Rendin, ein estnisches Proptech-Startup, das das Vermietungserlebnis verbessern möchte, einschließlich des Angebots einer Funktion ohne Einzahlung, hat eine Anschubfinanzierung in Höhe von 1,2 Mio. EUR eingeworben. Hinter der Runde stehen Tera Ventures, Iron Wolf Capital, Truesight Ventures, Atomicos Angel-Programm und Startup Wise Guys.

Rendin wurde im März dieses Jahres in Estland eingeführt und expandiert derzeit nach Polen. Rendin betreibt eine langfristige Mietplattform, die verspricht, den Prozess zwischen Vermietern und Mietern zu vereinfachen. Die Hauptfunktion ist eine versicherungsgestützte Lösung, bei der keine Kaution von den Mietern verlangt wird.

Die allgemeinere Prämisse ist, dass durch die Digitalisierung des Mietprozesses und das Hinzufügen einer Versicherungsebene weiteres Vertrauen zwischen den Parteien erzeugt werden kann, wodurch die Auslastung erhöht wird.
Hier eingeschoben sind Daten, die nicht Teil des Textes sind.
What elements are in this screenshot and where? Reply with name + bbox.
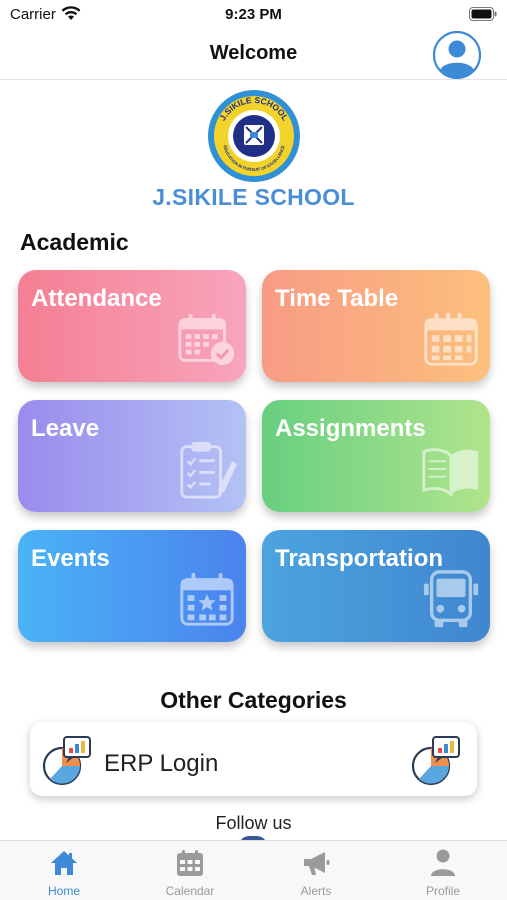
tab-alerts[interactable]: Alerts	[253, 841, 379, 900]
follow-us-label: Follow us	[215, 813, 292, 833]
clock-time: 9:23 PM	[225, 6, 282, 23]
calendar-check-icon	[178, 313, 235, 366]
logo-banner-text: INTO LIGHT	[244, 150, 265, 154]
calendar-star-icon	[180, 572, 234, 626]
academic-section-title: Academic	[20, 229, 129, 255]
person-icon	[431, 849, 455, 876]
calendar-grid-icon	[424, 312, 478, 366]
tile-label: Transportation	[275, 545, 444, 572]
tile-label: Attendance	[31, 285, 162, 312]
school-logo: J.SIKILE SCHOOL EDUCATION IN PURSUIT OF …	[208, 90, 300, 182]
erp-login-label: ERP Login	[104, 750, 219, 777]
tab-label: Alerts	[300, 884, 332, 898]
battery-icon	[469, 7, 497, 21]
user-avatar-icon[interactable]	[432, 31, 482, 79]
leave-tile[interactable]: Leave	[18, 400, 246, 512]
navigation-bar: Welcome	[0, 30, 507, 80]
calendar-icon	[177, 850, 203, 876]
tile-label: Time Table	[275, 285, 399, 312]
tile-label: Leave	[31, 415, 100, 442]
time-table-tile[interactable]: Time Table	[262, 270, 490, 382]
tab-profile[interactable]: Profile	[380, 841, 506, 900]
transportation-tile[interactable]: Transportation	[262, 530, 490, 642]
analytics-chat-icon	[411, 736, 460, 786]
tab-label: Calendar	[165, 884, 215, 898]
erp-login-card[interactable]: ERP Login	[30, 722, 477, 796]
tab-label: Profile	[425, 884, 460, 898]
tab-label: Home	[47, 884, 80, 898]
other-categories-title: Other Categories	[160, 687, 347, 713]
status-bar: Carrier 9:23 PM	[0, 0, 507, 30]
home-icon	[51, 851, 77, 875]
events-tile[interactable]: Events	[18, 530, 246, 642]
tile-label: Assignments	[275, 415, 426, 442]
open-book-icon	[422, 448, 479, 498]
analytics-chat-icon	[42, 736, 91, 786]
tab-bar: Home Calendar Alerts Profile	[0, 840, 507, 900]
clipboard-checklist-icon	[180, 441, 238, 499]
tile-label: Events	[31, 545, 110, 572]
megaphone-icon	[304, 852, 330, 875]
page-title: Welcome	[209, 42, 298, 64]
tab-home[interactable]: Home	[1, 841, 127, 900]
assignments-tile[interactable]: Assignments	[262, 400, 490, 512]
bus-icon	[423, 570, 479, 628]
school-name: J.SIKILE SCHOOL	[152, 184, 355, 210]
tab-calendar[interactable]: Calendar	[127, 841, 253, 900]
attendance-tile[interactable]: Attendance	[18, 270, 246, 382]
Für Vermieter hat Rendin einen „Vermietungsvertragsservice“ mit bestimmten Garantien eingerichtet und diese Risiken über eine Partnerschaft mit der ERGO Insurance SE (Munich Re Group) versichert. Wenn beispielsweise ein Mieter Schaden anrichtet oder Schulden macht, ist der Eigentümer der Immobilie versichert. Der Mietvertrag wird über die App und Plattform des Startups abgewickelt, die an Mietmarktplätze und Immobilien-CRMs im Backend angeschlossen werden, um ein vollständig digitales Erlebnis zu bieten.

„Wir haben am 10. März 2020, zwei Tage bevor das Land in eine Pandemie gesperrt wurde, öffentlich in Estland gestartet“, sagt Alain Aun, Mitbegründer von Rendin. „Es sah wirklich so aus, als würde die Welt auseinanderfallen und viele Risiken bei der Vermietung von Eigenheimen stiegen in die Höhe. Wir mussten einige Teile unserer Produktversicherung sehr schnell neu erfinden, um uns an die Veränderungen um uns herum anzupassen.

„Plötzlich hatten wir verzweifelte Mieter, die ihr Einkommen verloren, Expats, die das Land in Eile verließen, und vieles mehr. Unsere Lernkurve war enorm. Wir dachten, wenn wir das überleben können, können wir alles überleben. Die letzten elf Monate waren für uns ein ständiger Beweis dafür, dass das Konzept von Rendin Bestand haben kann. “

Langfristig baut Rendin das auf, was Aun als „neuen Standard bei der Vermietung von Eigenheimen“ bezeichnet. Der erste Schritt besteht darin, die Risiken des Mietprozesses zu steuern, um das Vertrauen zwischen Vermietern und Mietern zu stärken. Auf diese Weise hat das Proptech-Startup eine „End-to-End-Wertschöpfungskette“ aufgebaut, die aus Vertragsabschlüssen, evidenzbasierter Übergabe, vorbeugenden Versicherungsströmen, Verlustkontrolle und Schadenbearbeitung besteht.

Laut Aun bietet das Versicherungsprodukt von Rendin den Vermietern mehr Sicherheit als reguläre Einlagen, während einige Risiken für Mieter ebenfalls abgedeckt sind. „Die Versicherung ist ein Instrument, mit dem Rendin reale, oft komplizierte Mietsituationen sowohl für Vermieter als auch für Mieter lösen kann“, erklärt er. „Mieter auf der Rendin-Plattform müssen die Kaution nicht bezahlen, aber dies ist nur eine Funktion, nicht das Kernprodukt. Vertrauen ist der Name des Spiels. “

Um Einnahmen zu generieren und die Versicherungskosten zu decken, berechnet Rendin eine Gebühr von 2,5% der monatlichen Miete. Es kann vom Mieter oder vom Vermieter bezahlt werden. „Immer mehr Vermieter zahlen die Rendin-Gebühr selbst, da dadurch schneller neue Mieter gefunden werden können“, fügt Aun hinzu.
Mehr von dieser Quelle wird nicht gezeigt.